Sibani Mngadi, chairman of the South African Liquor Brandowners' Association (Salba), said the industry supported the government's efforts to curb the rising spread of coronavirus infections. However, such measures should be applied rationally and not merely resort to imposing the knee-jerk reaction of prohibition.
"The government also has a duty to recognise the devastating social and economic consequences resulting from shutting down an entire sector of the economy," he said. "Apart from the resultant 'pandemic of poverty', the ban is creating, the increasing illicit trade in alcohol is a severe threat to the South African economy. There is an enormous loss of taxation including VAT and excise, as well as the loss of jobs contributed by legal alcohol producers and merchants to the fiscus."
He added that the industry had made several suggestions to the Government, including establishing a New Social Compact.

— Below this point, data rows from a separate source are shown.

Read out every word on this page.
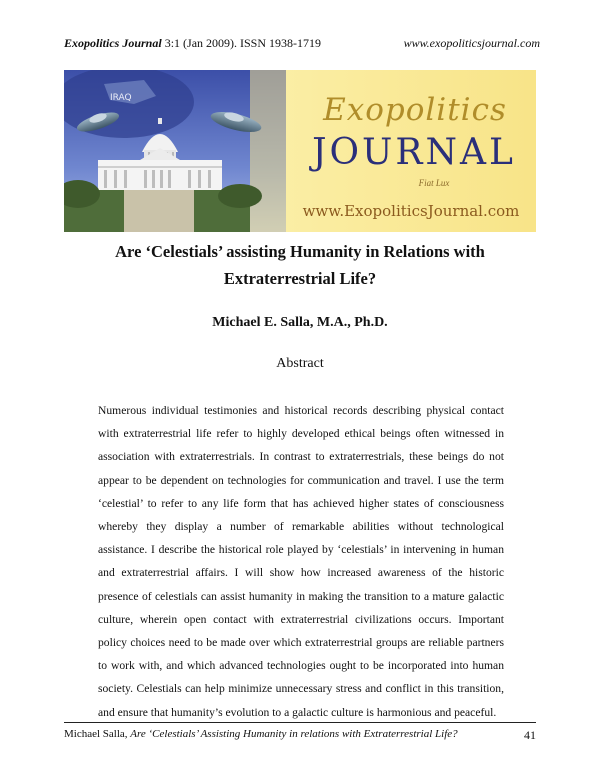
Exopolitics Journal 3:1 (Jan 2009). ISSN 1938-1719	www.exopoliticsjournal.com
IRAQ	Exopolitics
JOURNAL
Fiat Lux
www.ExopoliticsJournal.com
Are ‘Celestials’ assisting Humanity in Relations with Extraterrestrial Life?
Michael E. Salla, M.A., Ph.D.
Abstract

Numerous individual testimonies and historical records describing physical contact with extraterrestrial life refer to highly developed ethical beings often witnessed in association with extraterrestrials. In contrast to extraterrestrials, these beings do not appear to be dependent on technologies for communication and travel. I use the term ‘celestial’ to refer to any life form that has achieved higher states of consciousness whereby they display a number of remarkable abilities without technological assistance. I describe the historical role played by ‘celestials’ in intervening in human and extraterrestrial affairs. I will show how increased awareness of the historic presence of celestials can assist humanity in making the transition to a mature galactic culture, wherein open contact with extraterrestrial civilizations occurs. Important policy choices need to be made over which extraterrestrial groups are reliable partners to work with, and which advanced technologies ought to be incorporated into human society. Celestials can help minimize unnecessary stress and conflict in this transition, and ensure that humanity’s evolution to a galactic culture is harmonious and peaceful.

Michael Salla, Are ‘Celestials’ Assisting Humanity in relations with Extraterrestrial Life?	41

The Tracit report is clear that the benefits of using prohibition to protect people are "conjectural" while the negative impacts are real: increased unemployment and devastation to the fiscus.
Illicit traders growing market share
In 2019, the alcohol sector accounted for 3.4% (R173bn) of South Africa's nominal GDP. The government is estimated to lose around R6.4bn per year due to illegal alcohol trading.
Kurt Moore, chief executive of Salba, said, "Roughly 15% of market share is accounted for by illicit trade or organised crime. That's a significant portion of market share in the hands of syndicates who have only been further entrenched by the Covid-19 lockdown period."
Moore says the problem is widespread. All stakeholders must ramp up their efforts, including the police, alcohol manufacturers, retailers, and consumers, to combat the illicit trade but can only do so if the ban is lifted.
The alcohol industry has repeatedly called for a more reasoned response, allowing access to legitimate products and tackling the root cause of the problem, which works to bring about behavioural change in the attitudes to drinking. The alternative is increased destitution for thousands and the illicit trade's further entrenchment as a permanent feature of the post-pandemic economy.